The 2007 RB320 limited edition (produced in memory of Richard Burns, the 2001 WRC World Champion who had died in 2005) had 332lb ft of torque at 3750rpm, with 60mph smashed in just 4.8 seconds. Production finally ended in 2007 to make way for the all-new third generation 2008 Impreza hatchback.
A decent Hawkeye STI will set you back just £9000, and would be the starting point of choice for Subaru tuning guru Matt Baker, of MB Developments. ‘The benefit of this model is the very strong longer-ratio gearbox, with a taller 5-6th gear ratio that will top out at over 200mph with no modifications needed from the drivetrain,’ Matt explains. ‘This means less stress on the engine and turbo with lower revs needed to hit the magical 200mph figure.’
With a revised front end they have a relatively low 0.33 coefficient of drag from the factory, and this can be improved somewhat. ‘Simply slipstreaming the front-end grille and shut lines wherever possible makes a big difference, as well as deleting the OEM air scoop and wing mirrors.’ Keeping the big rear spoiler would be wise, though, to aid stability.
‘Personally, I'd also be looking at lowering the centre of gravity,’ suggests Matt. ‘It's not a must, but it does reduce the drag and makes the car more stable at the same time.’ Coilovers would be your best option. Turning our attention to the engine, a set of replacement forged pistons and con rods are a must, as well as race type bearings. ‘I’d recommend a set of tried and tested items such as those from ACLOR Cosworth/mahle,’ suggests Matt, ‘Plus a set of uprated 11mm or bigger head studs and multi-layer steel head gaskets.’ A modified oil pump is also a must to keep the motor together under higher levels of stress.
‘Once the engine internals have been addressed you’ll need a larger turbocharger and a front-mount intercooler, as well as a high-flow 320lph fuel pump and matched larger injectors,’ Matt continues. ‘Next up you will need a 3in exhaust system with a sports cat or decat, plus a set of tubular headers like RCM GT Spec 2 items.’ A high-flow induction kit with a good supply of cold air will also be required to feed the larger turbo, along with an oil cooler to keep the oil at a working temperature. ‘The OE water system is very good though, and these rarely need touching,’ Matt adds. And then it’s time for the ECU. ‘This is one of the most vital parts of the build,’ Matt emphasises, ‘So choose your ECU and mapper wisely. We recommend Syvecs ECUS.’
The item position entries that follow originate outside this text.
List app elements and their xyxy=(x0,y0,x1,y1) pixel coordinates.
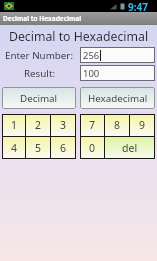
staticText: 6 xyxy=(60,141,67,155)
button[interactable]: 5 xyxy=(26,137,51,159)
staticText: Decimal to Hexadecimal xyxy=(3,14,82,23)
button[interactable]: 4 xyxy=(2,137,26,159)
button[interactable]: 1 xyxy=(2,114,26,136)
button[interactable]: Hexadecimal xyxy=(80,87,155,109)
staticText: Decimal to Hexadecimal xyxy=(0,28,157,45)
staticText: 256 xyxy=(83,49,100,62)
button[interactable]: 0 xyxy=(80,137,105,159)
staticText: Result: xyxy=(24,67,56,80)
button[interactable]: 256 xyxy=(80,47,155,63)
staticText: 3 xyxy=(60,118,67,132)
staticText: 2 xyxy=(35,118,42,132)
staticText: 5 xyxy=(35,141,42,155)
button[interactable]: 8 xyxy=(105,114,130,136)
staticText: 100 xyxy=(83,67,100,80)
staticText: 9 xyxy=(139,118,146,132)
staticText: 0 xyxy=(89,141,96,155)
button[interactable]: 2 xyxy=(26,114,51,136)
staticText: Enter Number: xyxy=(5,49,74,62)
staticText: 9:47 xyxy=(128,0,148,12)
staticText: 4 xyxy=(11,141,18,155)
button[interactable]: Decimal xyxy=(2,87,76,109)
button[interactable]: 6 xyxy=(51,137,76,159)
button[interactable]: 7 xyxy=(80,114,105,136)
button[interactable]: 100 xyxy=(80,65,155,81)
button[interactable]: 9 xyxy=(130,114,155,136)
staticText: 1 xyxy=(11,118,18,132)
staticText: Hexadecimal xyxy=(88,92,148,105)
button[interactable]: del xyxy=(105,137,155,159)
staticText: 8 xyxy=(114,118,121,132)
staticText: 7 xyxy=(89,118,96,132)
staticText: Decimal xyxy=(20,92,58,105)
button[interactable]: 3 xyxy=(51,114,76,136)
staticText: del xyxy=(122,141,138,155)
Finally, you should look to shed as much weight from the car as possible, so ditching the heavy airbag equipped front seats and rear seats for lighter items makes sense, as well as removing sound deadening material and unwanted items like tools, the spare wheel/jack and seat-belt brackets – and adding a rollcage. Don’t attempt high speeds without one! High-speed tyres, racing harnesses and a fire extinguisher are also essential. Matt reckons just over 500bhp should see a lightened, lowered, slip-streamed STI capable of 200mph. With an estimated spend of £14,000 on modifications and a
£9000 base car the total expense would be around £23,000 – undercutting both the other contenders.